La idea de Europa, que parecía haber tomado cuerpo y fuerza a principios de los noventa, una idea que escondía un modelo político, social y cultural sustancialmente diferente al representado por los Estados Unidos, se fue disolviendo tras la segunda invasión de Irak. Fracasado el proyecto Constitución europea, la Unión fue tomada por tecnócratas y políticos sin carácter, sin proyectos, sin ambición para llevarlos a cabo y el resultado es el que hoy tenemos a la vista. El euro ha hecho disminuir el poder adquisitivo de los europeos del sur en un cincuenta por ciento, las ayudas a la agricultura -absolutamente necesarias para mantener el hábitat rural del continente, el paisaje y una producción agrícola estratégica- han disminuido drásticamente, los gobiernos no pueden subvencionar a empresas en crisis aunque sí pueden permitir su deslocalización, los ministros europeos se reúnen para criminalizar a los inmigrantes, que son los que más han contribuido al incremento del PIB de la mayoría de los países de la unión y, por si faltaba poco, ahora pretenden cargarse un logro social que costó décadas y la muerte de muchos trabajadores: La jornada laboral de ocho horas, imponiendo otra de 65 horas semanales que implicaría que cada trabajador europeo tendría que trabajar 13 horas diarias de lunes a viernes, retrocediendo de ese modo a la Europa que magistralmente contaron Gogol, Dickens, Dicenta o Baroja, la Europa de la explotación, de la esclavitud.

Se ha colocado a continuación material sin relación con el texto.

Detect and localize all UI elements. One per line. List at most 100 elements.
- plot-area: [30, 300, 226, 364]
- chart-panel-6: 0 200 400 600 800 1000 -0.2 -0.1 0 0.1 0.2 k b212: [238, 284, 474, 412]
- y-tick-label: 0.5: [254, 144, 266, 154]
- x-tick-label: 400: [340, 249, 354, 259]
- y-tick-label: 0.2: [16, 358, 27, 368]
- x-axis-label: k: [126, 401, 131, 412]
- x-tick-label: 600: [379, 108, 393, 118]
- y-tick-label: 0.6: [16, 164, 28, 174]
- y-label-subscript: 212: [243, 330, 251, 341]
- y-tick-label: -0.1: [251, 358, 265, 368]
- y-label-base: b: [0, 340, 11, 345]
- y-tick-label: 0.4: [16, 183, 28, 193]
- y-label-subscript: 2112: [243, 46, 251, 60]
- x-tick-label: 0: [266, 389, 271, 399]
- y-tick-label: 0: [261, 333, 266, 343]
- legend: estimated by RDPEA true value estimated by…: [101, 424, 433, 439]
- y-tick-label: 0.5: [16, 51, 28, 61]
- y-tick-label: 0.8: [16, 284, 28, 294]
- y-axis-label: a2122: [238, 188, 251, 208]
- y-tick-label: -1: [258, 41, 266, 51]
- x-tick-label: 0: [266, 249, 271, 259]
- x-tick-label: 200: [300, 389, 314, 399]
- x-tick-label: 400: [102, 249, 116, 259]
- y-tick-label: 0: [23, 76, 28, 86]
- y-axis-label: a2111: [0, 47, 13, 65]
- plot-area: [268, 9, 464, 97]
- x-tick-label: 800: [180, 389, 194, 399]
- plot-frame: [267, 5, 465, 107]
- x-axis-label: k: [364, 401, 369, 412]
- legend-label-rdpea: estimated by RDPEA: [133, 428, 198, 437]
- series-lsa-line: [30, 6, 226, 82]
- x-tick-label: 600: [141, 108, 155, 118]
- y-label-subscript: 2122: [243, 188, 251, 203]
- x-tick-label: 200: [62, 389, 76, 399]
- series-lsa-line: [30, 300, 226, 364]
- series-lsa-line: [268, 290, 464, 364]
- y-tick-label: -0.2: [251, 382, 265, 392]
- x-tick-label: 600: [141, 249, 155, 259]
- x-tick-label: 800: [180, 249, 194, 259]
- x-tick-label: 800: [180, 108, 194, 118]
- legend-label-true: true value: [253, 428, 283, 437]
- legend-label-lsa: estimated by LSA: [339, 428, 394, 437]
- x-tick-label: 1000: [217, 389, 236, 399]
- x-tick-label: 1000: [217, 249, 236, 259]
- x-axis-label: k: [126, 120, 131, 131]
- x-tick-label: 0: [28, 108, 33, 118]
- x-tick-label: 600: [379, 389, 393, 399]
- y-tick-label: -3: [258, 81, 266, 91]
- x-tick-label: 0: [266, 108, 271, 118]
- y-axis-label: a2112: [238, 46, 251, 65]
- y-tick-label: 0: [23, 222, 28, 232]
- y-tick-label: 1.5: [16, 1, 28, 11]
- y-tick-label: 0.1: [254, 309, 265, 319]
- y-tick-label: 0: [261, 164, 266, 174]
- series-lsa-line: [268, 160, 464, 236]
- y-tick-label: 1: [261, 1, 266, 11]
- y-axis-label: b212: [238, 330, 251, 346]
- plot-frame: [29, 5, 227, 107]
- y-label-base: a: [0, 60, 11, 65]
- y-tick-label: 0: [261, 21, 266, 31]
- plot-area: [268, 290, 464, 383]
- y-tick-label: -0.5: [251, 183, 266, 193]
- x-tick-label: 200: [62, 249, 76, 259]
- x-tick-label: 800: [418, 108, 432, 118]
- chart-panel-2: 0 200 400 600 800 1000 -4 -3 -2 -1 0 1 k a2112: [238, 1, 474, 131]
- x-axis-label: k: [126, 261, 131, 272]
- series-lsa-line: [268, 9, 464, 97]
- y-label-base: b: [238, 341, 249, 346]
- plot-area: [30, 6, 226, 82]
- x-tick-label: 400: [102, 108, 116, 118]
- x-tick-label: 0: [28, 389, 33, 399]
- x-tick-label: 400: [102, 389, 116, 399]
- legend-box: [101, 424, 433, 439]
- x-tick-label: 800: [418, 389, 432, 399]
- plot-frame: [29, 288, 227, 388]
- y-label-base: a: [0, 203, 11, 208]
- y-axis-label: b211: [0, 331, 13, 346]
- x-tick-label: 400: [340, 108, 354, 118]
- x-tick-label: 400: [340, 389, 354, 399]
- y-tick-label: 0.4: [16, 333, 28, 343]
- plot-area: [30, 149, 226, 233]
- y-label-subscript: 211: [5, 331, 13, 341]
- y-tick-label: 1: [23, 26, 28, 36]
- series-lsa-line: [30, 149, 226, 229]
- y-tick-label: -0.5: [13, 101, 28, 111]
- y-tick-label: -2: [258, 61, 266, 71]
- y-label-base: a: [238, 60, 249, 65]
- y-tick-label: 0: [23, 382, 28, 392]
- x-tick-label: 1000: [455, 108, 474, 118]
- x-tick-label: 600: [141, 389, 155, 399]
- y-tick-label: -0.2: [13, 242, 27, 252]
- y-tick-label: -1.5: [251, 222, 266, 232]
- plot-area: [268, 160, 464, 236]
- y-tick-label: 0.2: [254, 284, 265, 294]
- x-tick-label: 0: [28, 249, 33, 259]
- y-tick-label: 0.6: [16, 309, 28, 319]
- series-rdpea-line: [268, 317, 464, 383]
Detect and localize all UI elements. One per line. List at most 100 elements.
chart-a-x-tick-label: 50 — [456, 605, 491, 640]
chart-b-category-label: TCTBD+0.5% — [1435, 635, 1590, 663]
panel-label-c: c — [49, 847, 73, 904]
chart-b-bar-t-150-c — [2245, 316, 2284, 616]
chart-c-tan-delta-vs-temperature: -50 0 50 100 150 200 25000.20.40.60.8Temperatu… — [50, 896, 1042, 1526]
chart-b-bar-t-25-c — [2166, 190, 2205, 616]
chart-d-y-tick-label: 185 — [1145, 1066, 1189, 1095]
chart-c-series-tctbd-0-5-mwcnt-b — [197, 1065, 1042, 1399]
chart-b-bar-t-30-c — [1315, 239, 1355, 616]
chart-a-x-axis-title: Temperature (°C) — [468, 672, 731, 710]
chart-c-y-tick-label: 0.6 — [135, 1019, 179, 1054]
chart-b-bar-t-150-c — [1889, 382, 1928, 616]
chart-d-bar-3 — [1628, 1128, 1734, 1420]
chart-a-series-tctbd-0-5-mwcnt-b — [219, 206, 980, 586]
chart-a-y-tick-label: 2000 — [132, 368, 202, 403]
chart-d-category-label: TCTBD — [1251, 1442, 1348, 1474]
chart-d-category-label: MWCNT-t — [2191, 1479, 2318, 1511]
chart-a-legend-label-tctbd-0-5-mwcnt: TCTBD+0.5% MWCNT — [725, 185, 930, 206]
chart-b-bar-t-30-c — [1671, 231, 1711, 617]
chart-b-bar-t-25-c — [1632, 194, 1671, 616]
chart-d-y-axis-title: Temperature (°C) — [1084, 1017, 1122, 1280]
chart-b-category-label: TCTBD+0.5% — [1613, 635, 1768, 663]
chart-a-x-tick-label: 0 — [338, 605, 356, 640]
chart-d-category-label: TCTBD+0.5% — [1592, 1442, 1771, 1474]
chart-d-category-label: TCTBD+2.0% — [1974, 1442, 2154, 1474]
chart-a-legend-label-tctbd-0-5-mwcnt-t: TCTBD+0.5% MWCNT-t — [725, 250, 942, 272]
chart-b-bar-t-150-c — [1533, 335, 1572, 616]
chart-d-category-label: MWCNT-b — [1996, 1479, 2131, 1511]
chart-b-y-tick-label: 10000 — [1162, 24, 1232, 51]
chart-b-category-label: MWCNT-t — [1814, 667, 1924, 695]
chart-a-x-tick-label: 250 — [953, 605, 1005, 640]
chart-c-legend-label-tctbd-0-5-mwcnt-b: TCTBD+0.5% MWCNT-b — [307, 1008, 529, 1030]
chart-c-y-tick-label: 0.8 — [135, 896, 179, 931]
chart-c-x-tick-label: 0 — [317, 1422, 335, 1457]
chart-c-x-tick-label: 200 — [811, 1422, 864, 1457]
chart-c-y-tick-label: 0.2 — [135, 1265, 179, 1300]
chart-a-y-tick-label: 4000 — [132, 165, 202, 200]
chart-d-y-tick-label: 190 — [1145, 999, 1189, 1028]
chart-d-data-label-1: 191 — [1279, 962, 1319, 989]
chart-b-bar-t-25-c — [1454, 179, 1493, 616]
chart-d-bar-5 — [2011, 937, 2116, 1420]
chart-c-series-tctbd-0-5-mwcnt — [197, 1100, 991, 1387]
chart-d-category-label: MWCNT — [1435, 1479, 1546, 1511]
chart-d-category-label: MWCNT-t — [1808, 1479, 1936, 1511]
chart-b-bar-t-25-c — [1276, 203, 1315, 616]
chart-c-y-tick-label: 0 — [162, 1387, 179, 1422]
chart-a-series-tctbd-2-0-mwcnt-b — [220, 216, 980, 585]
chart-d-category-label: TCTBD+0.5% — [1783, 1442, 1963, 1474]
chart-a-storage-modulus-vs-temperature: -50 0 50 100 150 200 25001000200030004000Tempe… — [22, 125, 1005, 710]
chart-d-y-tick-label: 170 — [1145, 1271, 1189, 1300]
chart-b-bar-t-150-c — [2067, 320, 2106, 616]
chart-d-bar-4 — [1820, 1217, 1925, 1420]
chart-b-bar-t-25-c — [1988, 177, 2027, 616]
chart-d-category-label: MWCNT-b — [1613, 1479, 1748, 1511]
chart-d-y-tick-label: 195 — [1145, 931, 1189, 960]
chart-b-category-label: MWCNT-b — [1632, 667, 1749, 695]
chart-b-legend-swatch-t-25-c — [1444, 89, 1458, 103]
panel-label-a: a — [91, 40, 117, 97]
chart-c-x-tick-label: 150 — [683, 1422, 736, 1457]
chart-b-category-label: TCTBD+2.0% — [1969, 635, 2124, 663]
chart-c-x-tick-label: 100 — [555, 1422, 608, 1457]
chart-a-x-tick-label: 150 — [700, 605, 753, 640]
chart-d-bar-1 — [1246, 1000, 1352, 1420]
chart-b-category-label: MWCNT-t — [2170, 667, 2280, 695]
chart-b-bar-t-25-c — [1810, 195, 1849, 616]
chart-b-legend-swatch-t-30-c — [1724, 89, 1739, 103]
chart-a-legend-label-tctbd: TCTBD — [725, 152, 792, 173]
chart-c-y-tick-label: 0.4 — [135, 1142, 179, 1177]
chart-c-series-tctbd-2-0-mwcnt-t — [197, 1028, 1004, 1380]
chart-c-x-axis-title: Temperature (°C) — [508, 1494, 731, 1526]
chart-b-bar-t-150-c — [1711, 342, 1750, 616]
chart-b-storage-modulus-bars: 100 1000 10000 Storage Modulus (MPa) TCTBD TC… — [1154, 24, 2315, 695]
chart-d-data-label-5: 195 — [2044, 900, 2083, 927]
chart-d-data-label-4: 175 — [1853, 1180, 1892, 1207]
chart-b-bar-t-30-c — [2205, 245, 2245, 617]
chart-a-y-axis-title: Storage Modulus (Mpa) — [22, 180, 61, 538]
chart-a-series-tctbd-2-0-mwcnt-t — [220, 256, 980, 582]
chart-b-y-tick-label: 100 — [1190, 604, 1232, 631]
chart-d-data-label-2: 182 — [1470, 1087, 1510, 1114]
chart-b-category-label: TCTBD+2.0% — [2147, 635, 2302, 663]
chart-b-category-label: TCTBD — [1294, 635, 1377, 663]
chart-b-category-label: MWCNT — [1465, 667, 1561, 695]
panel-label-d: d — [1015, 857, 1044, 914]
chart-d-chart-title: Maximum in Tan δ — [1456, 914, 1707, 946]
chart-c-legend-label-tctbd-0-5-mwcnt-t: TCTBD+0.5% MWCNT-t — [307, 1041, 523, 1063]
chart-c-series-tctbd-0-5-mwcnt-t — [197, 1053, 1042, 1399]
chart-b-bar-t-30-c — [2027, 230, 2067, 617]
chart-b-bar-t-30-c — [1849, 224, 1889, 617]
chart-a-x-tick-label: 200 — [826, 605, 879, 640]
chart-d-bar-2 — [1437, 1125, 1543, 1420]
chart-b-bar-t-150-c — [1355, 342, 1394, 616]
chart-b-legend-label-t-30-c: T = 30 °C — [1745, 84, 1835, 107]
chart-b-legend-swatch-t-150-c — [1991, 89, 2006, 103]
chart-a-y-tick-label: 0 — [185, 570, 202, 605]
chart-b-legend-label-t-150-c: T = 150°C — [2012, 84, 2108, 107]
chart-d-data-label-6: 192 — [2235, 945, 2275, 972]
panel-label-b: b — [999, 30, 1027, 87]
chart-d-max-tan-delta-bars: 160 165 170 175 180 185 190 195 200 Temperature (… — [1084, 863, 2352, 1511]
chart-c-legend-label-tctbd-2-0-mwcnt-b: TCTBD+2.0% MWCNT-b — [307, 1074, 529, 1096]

No soy quien para hacer pronósticos del modo en que los hicieron Briand o Monnet, pero si Europa renuncia a los principios éticos y de justicia social sobre los que se quiso edificar y opta por imitar el modelo del otro lado de Atlántico -como siempre ha querido el Reino Unido-, Europa dejará de existir, no sólo como ente económico, sino como simple ente, volviendo a periodos de atomización que creíamos superados. Europa tiene dentro de sí valores ejemplares para organizarse, valores que han costado siglos de luchas contra el oscurantismo. Sin ellos no es nada, sólo un apéndice.